The University of Arkansas Press in collaboration with the Fay Jones School of Architecture has published Architects of Little Rock: 1833 – 1950 ($34.95 paper) and Of the Soil: Photographs of Vernacular Architecture and Stories of Changing Times in Arkansas ($44.95 cloth).
Architects of Little Rock is a compilation of the stories of the architects behind the city’s important historic buildings. The authors, Charles Witsell and Gordon Wittenberg, are retired principals of the Little Rock architecture firms Witsell, Evans, and Rasco and Wittenberg, Delony, and Davidson, respectively.
The authors’ goal was to identify every person who practiced architecture in Little Rock during the period 1833 to 1950. Thirty-five architects are profiled, including the professionals behind the Historic Arkansas Museum, the Old State House, the Arkansas State Capitol, St. Andrews Cathedral, Little Rock City Hall, the Pulaski County Court House, Little Rock Central High School, Robinson Auditorium, and more. One of the goals of the project, according to the authors, is to bring attention to the historic buildings remaining in Little Rock and encourage appreciation of the city’s architecture.
Ethel Goodstein-Murphree, professor of architecture in the Fay Jones School, called Architects of Little Rock “a significant work of architectural scholarship that not only uncovers the design rationales and circumstances of production that influenced a wide spectrum of Little Rock architecture but also addresses the history of the architecture profession in Arkansas.”
The second architecture book, Of the Soil: Photographs of Vernacular Architecture and Stories of Changing Times in Arkansas, is based on photographs that author Geoff Winningham took during the 1980s when working with Cyrus Sutherland, then a professor of architecture in the Fay Jones School. Winningham and Sutherland traveled extensively throughout Arkansas, locating and photographing examples of southern vernacular architecture. Many years later, Winningham revisited the areas he’d been to long ago, hoping to find the original structures, and learning that many no longer were standing. He began talking to local people to document their memories of the old buildings, still standing or not, and these stories, joined with the photographs, are the basis for Of the Soil.
Winningham will be discussing and signing copies of Of the Soil on Oct. 4 at the Fayetteville Public Library and on Dec. 9 at the Arkansas Arts Center in Little Rock.
Winningham’s photography has been included in many major collections and published in numerous anthologies. He holds the Lynette S. Autrey Chair in the Humanities at Rice University.

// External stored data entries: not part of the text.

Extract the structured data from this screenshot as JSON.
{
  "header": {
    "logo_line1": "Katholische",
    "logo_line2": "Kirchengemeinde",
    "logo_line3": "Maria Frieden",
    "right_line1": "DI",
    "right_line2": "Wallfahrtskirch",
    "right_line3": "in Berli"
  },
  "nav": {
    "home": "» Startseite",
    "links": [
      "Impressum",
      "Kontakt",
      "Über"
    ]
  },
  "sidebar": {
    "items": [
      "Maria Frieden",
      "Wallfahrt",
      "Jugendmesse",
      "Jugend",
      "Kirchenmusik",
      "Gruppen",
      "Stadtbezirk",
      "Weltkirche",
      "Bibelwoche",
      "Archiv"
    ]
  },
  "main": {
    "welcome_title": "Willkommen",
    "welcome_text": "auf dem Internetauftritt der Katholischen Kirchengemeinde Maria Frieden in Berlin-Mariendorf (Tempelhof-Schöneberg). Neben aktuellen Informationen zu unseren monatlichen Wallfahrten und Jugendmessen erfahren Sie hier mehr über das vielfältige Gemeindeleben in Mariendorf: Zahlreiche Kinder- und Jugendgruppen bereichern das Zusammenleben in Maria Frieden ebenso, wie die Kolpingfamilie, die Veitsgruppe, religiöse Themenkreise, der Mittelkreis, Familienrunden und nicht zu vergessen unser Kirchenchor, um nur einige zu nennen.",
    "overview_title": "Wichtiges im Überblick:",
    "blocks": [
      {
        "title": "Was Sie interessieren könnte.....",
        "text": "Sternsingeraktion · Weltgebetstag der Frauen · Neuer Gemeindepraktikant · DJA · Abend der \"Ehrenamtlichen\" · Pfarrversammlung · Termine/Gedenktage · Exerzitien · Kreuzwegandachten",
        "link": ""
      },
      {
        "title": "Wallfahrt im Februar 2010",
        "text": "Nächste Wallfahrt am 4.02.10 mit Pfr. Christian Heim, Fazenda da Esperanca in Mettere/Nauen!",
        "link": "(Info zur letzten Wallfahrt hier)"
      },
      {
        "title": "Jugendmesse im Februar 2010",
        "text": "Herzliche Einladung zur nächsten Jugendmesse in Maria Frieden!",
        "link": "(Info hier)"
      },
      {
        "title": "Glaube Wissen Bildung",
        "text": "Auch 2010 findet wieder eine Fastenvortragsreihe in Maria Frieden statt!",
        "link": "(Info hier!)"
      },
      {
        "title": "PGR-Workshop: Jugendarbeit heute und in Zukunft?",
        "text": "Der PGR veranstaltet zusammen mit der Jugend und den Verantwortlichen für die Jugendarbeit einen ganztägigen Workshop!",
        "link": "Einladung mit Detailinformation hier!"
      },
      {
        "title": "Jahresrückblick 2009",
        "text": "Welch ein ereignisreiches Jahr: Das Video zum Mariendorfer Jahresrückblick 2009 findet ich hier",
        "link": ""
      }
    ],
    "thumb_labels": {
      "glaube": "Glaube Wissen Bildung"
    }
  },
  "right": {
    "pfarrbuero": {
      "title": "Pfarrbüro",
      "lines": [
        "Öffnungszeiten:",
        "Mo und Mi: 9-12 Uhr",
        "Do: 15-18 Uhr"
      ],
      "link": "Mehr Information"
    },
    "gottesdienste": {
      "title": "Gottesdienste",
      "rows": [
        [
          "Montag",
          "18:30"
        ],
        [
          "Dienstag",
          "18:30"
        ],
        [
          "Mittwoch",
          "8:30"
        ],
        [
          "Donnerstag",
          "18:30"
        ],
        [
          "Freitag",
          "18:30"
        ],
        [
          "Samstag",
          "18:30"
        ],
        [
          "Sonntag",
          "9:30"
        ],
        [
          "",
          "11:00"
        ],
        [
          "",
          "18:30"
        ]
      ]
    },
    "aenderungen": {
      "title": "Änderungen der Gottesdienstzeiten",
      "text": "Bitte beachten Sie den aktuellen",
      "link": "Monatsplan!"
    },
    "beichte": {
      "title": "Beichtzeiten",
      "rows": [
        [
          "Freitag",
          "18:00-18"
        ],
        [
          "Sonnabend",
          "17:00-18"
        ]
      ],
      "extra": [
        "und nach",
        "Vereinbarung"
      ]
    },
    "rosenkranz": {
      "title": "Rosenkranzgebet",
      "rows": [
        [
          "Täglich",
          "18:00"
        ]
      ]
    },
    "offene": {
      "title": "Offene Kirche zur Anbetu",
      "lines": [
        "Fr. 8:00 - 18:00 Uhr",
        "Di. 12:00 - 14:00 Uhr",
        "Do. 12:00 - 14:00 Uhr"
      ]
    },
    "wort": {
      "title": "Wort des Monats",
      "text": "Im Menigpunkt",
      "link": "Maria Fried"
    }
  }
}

Jeff Shannon, professor of architecture in the Fay Jones School and series editor of the collaboration, said, “I’m very pleased that we have introduced these two new books this summer to the growing list of projects produced by the collaboration between the Fay Jones School of Architecture and the University of Arkansas Press. Almost everyone will find something of interest in each of these volumes, and I hope our readers will give us their feedback.”
Architects of Little Rock and Of the Soil are the fourth and fifth products of the collaboration. Just Below the Line: Disability, Housing, and Equity in the South, by Korydon H. Smith, Jennifer Webb, and Brent T. Williams ($44.95 cloth), and LID: a Design Manual for Urban Areas, by the U of A Community Design Center ($30 paper), along with the documentary film Sacred Spaces: The Architecture of Fay Jones, written and produced by Larry Foley and Dale Carpenter ($19.95 DVD), have also been produced.
Peter MacKeith, the new dean for the Fay Jones School, and professor of architecture, said “It’s a pleasure to join my two colleagues in recognizing these new publications of the U of A Press. These books are largely the product of Jeff Shannon’s vision and effort, but I am committed to extending that good work and expanding our publication series with the U of A Press.”
The Fay Jones School of Architecture at the University of Arkansas houses professional design programs of architecture, landscape architecture and interior design together with liberal studies programs. All of these programs combine studio design education with innovative teaching in history, theory, technology and urban design. A broad range of course offerings equips graduates with the knowledge and critical agility required to meet the challenges of designing for a changing world. Their training prepares students with critical frameworks for design thinking that also equip them to assume leadership roles in the profession and in their communities. The school’s architecture program was ranked 19th in the nation, and the eighth best program among public universities, in the 13th Annual Survey of America’s Best Architecture and Design Schools, a study conducted in 2012 by the Design Futures Council.
The University of Arkansas Press, founded in 1980, is an academic publishing house that is part of the University of Arkansas. A member of the Association of American University Presses, it has as its central and continuing mission the publication of books that serve both the broader academic community and Arkansas and the region.